Une arrestation qui révèle l'autoritarisme du régime Âgé de 84 ans, Rached Ghannouchi a été arrêté, emprisonné et condamné dans des conditions qui ne laissent plus aucun doute sur le caractère autoritaire du régime actuel. En plein mois de ramadan, alors qu'il s'apprêtait à rompre le jeûne en famille, il a été emmené de force, sans explication sur les motifs de son arrestation ni indication sur sa destination. Il a ensuite passé de longs mois en prison sans procès, avant d'être condamné dans plusieurs affaires distinctes. Aujourd'hui, il cumule quarante ans de prison et plusieurs amendes : Instalingo (22 ans), complot (quatorze ans), lobbying (trois ans) et « affaire du Taghout » (quinze mois). Il est donc totalement faux de dire – ou de laisser entendre – que ces quarante ans seraient uniquement liés à une « affaire de complot terroriste » à cause d'une réunion où il aurait tenu un discours pacifiste défendant l'Etat civil. Certaines de ces condamnations sont clairement politiques, visant l'homme en tant que leader du principal parti d'opposition au processus du 25 juillet. Mais cela ne signifie pas pour autant que toutes les charges doivent être rejetées en bloc ou que tous les accusés doivent être blanchis. La grande manœuvre du pouvoir a été de mettre réels opposants et véritables coupables dans le même sac, afin de rendre l'ensemble indéfendable.
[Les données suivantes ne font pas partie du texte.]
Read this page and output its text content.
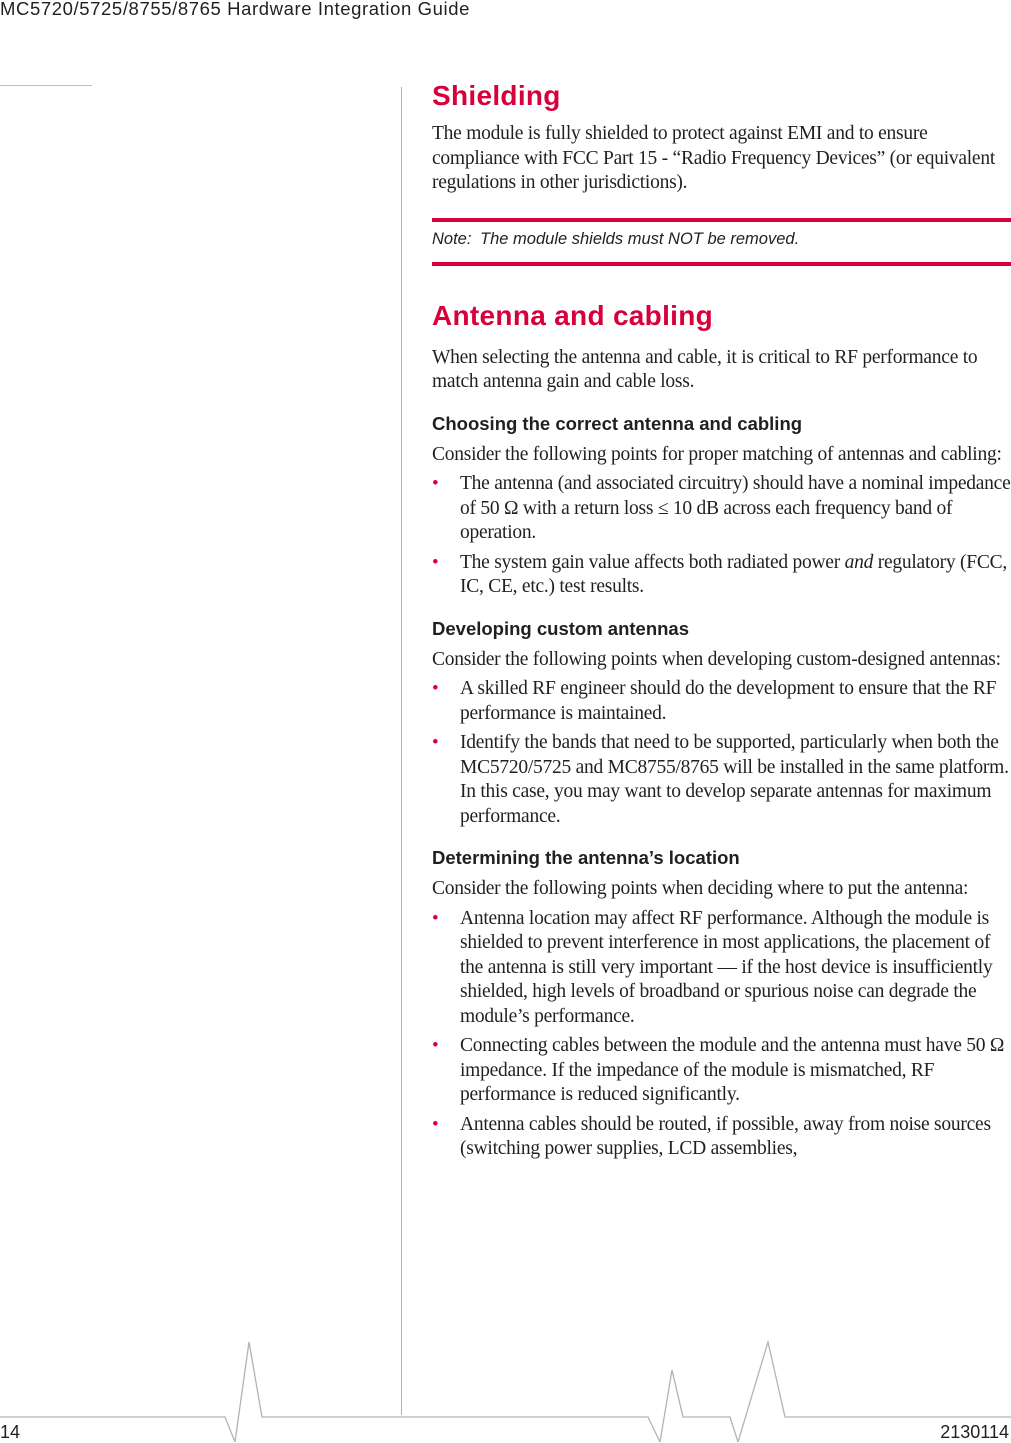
MC5720/5725/8755/8765 Hardware Integration Guide
Shielding

The module is fully shielded to protect against EMI and to ensure compliance with FCC Part 15 - “Radio Frequency Devices” (or equivalent regulations in other jurisdictions).

Note: The module shields must NOT be removed.
Antenna and cabling

When selecting the antenna and cable, it is critical to RF performance to match antenna gain and cable loss.

Choosing the correct antenna and cabling

Consider the following points for proper matching of antennas and cabling:

• The antenna (and associated circuitry) should have a nominal impedance of 50 Ω with a return loss ≤ 10 dB across each frequency band of operation.
• The system gain value affects both radiated power and regulatory (FCC, IC, CE, etc.) test results.
Developing custom antennas

Consider the following points when developing custom-designed antennas:

• A skilled RF engineer should do the development to ensure that the RF performance is maintained.
• Identify the bands that need to be supported, particularly when both the MC5720/5725 and MC8755/8765 will be installed in the same platform. In this case, you may want to develop separate antennas for maximum performance.
Determining the antenna’s location

Consider the following points when deciding where to put the antenna:

• Antenna location may affect RF performance. Although the module is shielded to prevent interference in most applications, the placement of the antenna is still very important — if the host device is insufficiently shielded, high levels of broadband or spurious noise can degrade the module’s performance.
• Connecting cables between the module and the antenna must have 50 Ω impedance. If the impedance of the module is mismatched, RF performance is reduced significantly.
• Antenna cables should be routed, if possible, away from noise sources (switching power supplies, LCD assemblies,
14	2130114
Critiquer ces affaires politiques ne revient pas à dire que toutes les personnes impliquées sont innocentes ou que chaque accusation est dénuée de fondement.
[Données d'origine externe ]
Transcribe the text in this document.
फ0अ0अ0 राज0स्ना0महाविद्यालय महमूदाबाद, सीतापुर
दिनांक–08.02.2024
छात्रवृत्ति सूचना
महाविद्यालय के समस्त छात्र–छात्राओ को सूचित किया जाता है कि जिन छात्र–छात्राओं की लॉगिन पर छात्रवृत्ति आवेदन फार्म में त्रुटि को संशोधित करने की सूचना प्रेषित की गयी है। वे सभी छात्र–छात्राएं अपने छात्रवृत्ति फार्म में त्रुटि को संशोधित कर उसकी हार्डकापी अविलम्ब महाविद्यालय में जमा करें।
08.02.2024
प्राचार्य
Les zones d'ombre du passé Un exemple illustre bien cette complexité : l'affaire du Taghout. Rached Ghannouchi a bel et bien été condamné pour apologie du terrorisme et appel à la haine. Mais cette affaire n'est qu'une goutte d'eau dans l'océan des dérives accumulées par Rached Ghannouchi et les islamistes sous son autorité pendant des années. C'est sous le règne d'Ennahdha que des assassinats politiques ont secoué la Tunisie : Chokri Belaïd, Mohamed Brahmi, Lotfi Nagdh ont été exécutés en pleine rue. Des soldats ont été tués par des groupes terroristes retranchés dans les montagnes, profitant de l'impunité accordée par le régime islamiste – et non « conservateur » – de l'époque. Les discours de haine et les tensions communautaires ont profondément marqué cette période. Le Parlement est devenu le théâtre des bas calculs politiques vers l'obtention de plus de pouvoirs et d'avantages. Faut-il aujourd'hui effacer tout cela de nos mémoires ?
Libertés publiques : un double discours En 2018, à l'occasion du 13 août, feu Béji Caïd Essebsi, alors président de la République, avait tendu une main à Ghannouchi au sujet de l'égalité successorale. Une commission avait été créée, des recherches menées et un projet de loi rédigé. Mais ce texte n'a jamais abouti : le parlement dominé par Ennahdha l'a rejeté. La Choura du parti avait alors tranché : ce projet « contredisait l'enseignement religieux » et le parti « s'opposerait à toute loi allant à l'encontre du Coran».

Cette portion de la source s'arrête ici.